You know that annual warning about tax bills that can accompany year-end mutual fund purchases?
Well, it turns out this may not be such a problem this year. Many funds can use losses from 2008 to offset gains in 2009, keeping the problem of “year-end distributions” to a minimum.
Morningstar (Stock Quote: MORN), the market-tracking firm, reports that many funds will have unusually small distributions this year, though there will be enough exceptions to make it worth checking before making a purchase. Most fund firms now have lists of expected payouts on their Web sites.
The problem involves profits funds earn from selling stocks, bonds or other assets during the year.
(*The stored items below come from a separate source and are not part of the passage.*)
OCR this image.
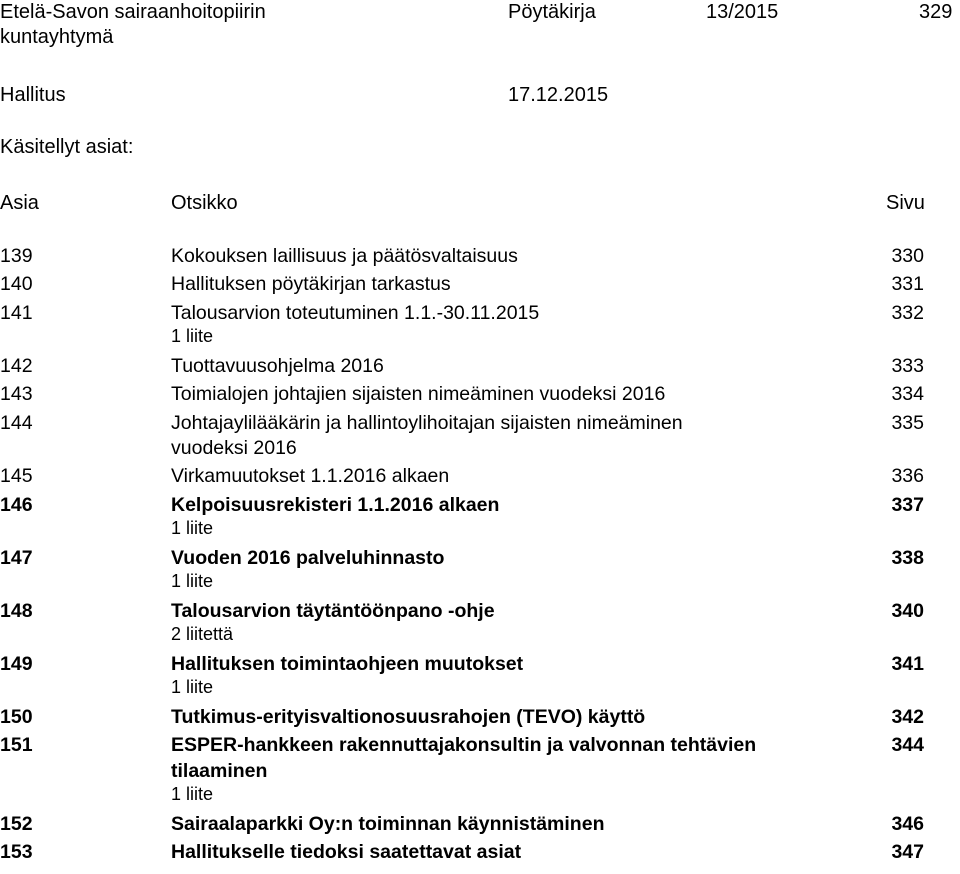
Etelä-Savon sairaanhoitopiirin
kuntayhtymä
Pöytäkirja	13/2015	329
Hallitus	17.12.2015
Käsitellyt asiat:
Asia	Otsikko	Sivu
139	Kokouksen laillisuus ja päätösvaltaisuus	330
140	Hallituksen pöytäkirjan tarkastus	331
141	Talousarvion toteutuminen 1.1.-30.11.2015	332
1 liite
142	Tuottavuusohjelma 2016	333
143	Toimialojen johtajien sijaisten nimeäminen vuodeksi 2016	334
144	Johtajaylilääkärin ja hallintoylihoitajan sijaisten nimeäminen	335
vuodeksi 2016
145	Virkamuutokset 1.1.2016 alkaen	336
146	Kelpoisuusrekisteri 1.1.2016 alkaen	337
1 liite
147	Vuoden 2016 palveluhinnasto	338
1 liite
148	Talousarvion täytäntöönpano -ohje	340
2 liitettä
149	Hallituksen toimintaohjeen muutokset	341
1 liite
150	Tutkimus-erityisvaltionosuusrahojen (TEVO) käyttö	342
151	ESPER-hankkeen rakennuttajakonsultin ja valvonnan tehtävien	344
tilaaminen
1 liite
152	Sairaalaparkki Oy:n toiminnan käynnistäminen	346
153	Hallitukselle tiedoksi saatettavat asiat	347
When those sales produce net gains, the fund must pay them out to investors by the end of the year.
The distributions, typically made in December, show up on the 1099 form sent by the fund in January. Even if the distributions are used to buy more fund shares, they are subject to short- or long-term capital gains tax unless the fund is held in a 401(k), IRA or other tax-favored account.Investors are typically told to postpone late-year purchases until after distributions are paid to avoid the tax. All else being equal, a fund’s share price falls when the distribution is paid, reflecting assets removed from the fund. That means nothing is lost from missing the distribution. A $10 share will fall to $9 after a $1 distribution, for example.
While funds must distribute net gains from asset sales, there is no similar mechanism for distributing net losses. However, a fund can hold on to losses and use them to offset gains in future years. Although many funds have realized sizeable gains this year, they are able to use losses from 2008 to reduce or eliminate required distributions.